И он тоже, как это ни смешно покажется петербургским полуночникам, ложится в десять.
И спит крепко, полно, глубоко: как-то среди ночи «была жесточайшая гроза, перебудившая всех, а я не слыхал». Совсем как шесть лет назад, когда на море в своей каюте спал и не слышал пушечной пальбы.
Крепкий сон, лечебные процедуры, режим, воздух, прогулки, атмосфера волнующей и обязывающей оторванности от друзей, от дома, — как и тогда, на фрегате, — затем свобода от службы, бодрящая непривычность новой обстановки — что же все-таки так на него подействовало? В чем ведущая причина негаданного творческого приступа? Ведь еще месяц назад «Обломов» находился буквально при смерти. По роману уже можно было заказывать панихиду.

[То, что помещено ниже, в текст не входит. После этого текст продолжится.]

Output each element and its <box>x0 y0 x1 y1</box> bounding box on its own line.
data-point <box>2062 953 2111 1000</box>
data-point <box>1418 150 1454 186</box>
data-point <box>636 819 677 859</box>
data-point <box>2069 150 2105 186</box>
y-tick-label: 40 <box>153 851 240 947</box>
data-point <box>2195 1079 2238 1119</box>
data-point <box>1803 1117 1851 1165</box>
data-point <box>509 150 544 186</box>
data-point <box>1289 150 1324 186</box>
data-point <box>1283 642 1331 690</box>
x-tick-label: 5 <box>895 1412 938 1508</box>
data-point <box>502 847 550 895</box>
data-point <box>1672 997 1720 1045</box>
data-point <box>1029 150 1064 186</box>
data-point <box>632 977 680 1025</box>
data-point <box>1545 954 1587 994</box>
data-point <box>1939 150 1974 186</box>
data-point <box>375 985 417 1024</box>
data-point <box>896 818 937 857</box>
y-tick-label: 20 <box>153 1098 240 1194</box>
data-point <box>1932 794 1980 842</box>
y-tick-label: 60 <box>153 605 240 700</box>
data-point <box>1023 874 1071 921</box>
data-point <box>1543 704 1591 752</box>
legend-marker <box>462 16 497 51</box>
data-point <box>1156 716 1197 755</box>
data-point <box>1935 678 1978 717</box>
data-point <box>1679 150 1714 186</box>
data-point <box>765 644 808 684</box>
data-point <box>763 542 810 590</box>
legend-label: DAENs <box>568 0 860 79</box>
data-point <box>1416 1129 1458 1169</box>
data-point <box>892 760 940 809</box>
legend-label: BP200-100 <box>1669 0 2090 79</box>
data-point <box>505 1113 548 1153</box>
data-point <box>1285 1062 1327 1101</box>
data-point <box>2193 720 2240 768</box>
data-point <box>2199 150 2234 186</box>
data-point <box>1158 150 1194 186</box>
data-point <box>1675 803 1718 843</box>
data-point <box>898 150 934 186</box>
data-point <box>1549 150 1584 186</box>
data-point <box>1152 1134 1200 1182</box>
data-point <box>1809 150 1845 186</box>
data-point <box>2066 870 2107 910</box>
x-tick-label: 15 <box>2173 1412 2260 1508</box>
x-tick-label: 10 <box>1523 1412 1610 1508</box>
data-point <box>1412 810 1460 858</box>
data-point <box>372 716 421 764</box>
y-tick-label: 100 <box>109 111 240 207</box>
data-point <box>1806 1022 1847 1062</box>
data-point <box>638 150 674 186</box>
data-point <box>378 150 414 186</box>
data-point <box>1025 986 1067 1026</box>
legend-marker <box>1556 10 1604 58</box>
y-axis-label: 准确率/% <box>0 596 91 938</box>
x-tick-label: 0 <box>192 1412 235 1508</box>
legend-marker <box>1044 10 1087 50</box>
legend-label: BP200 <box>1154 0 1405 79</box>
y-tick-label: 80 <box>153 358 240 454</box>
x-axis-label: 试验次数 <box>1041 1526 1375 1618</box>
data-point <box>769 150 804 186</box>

И вот Илья Ильич восстал из мертвых, прояснился во всех чертах, разросся в пышущего силой здоровяка… Или правы французы, считающие, что нужно во всем искать женщину?..
Ему сорок пять лет. Одна за другой рушатся надежды на личное счастье, на семейную жизнь. Это, конечно, уже последние надежды. Правда, отец его вторично женился в пятьдесят. Но ведь то вторично, а впервые?.. Все чаще одолевают Ивана Александровича приступы фатальной скуки. Это не мимолетная гостья, которая изредка навещает всякого человека. И не вычитанная из романтических поэм поза пресыщенного гордеца. Это та самая дремуче-серая холостяцкая скука, которая становится поперек жизни, не давая доступа к простым и простейшим радостям. В семье, в супружеском быту иногда и перебранка с супругой рассмешит и взбодрит. В семье день заполнен необходимым и необходимейшим: сердце, забывая о себе, расходуется на ласку детям, на рядовые заботы о хлебе насущном, на хлопоты о больных, на радование о здоровых. Всяко тут бывает — и солоно и горько, но только не скучно. Но Гончарову такая жизнь почему-то не дается.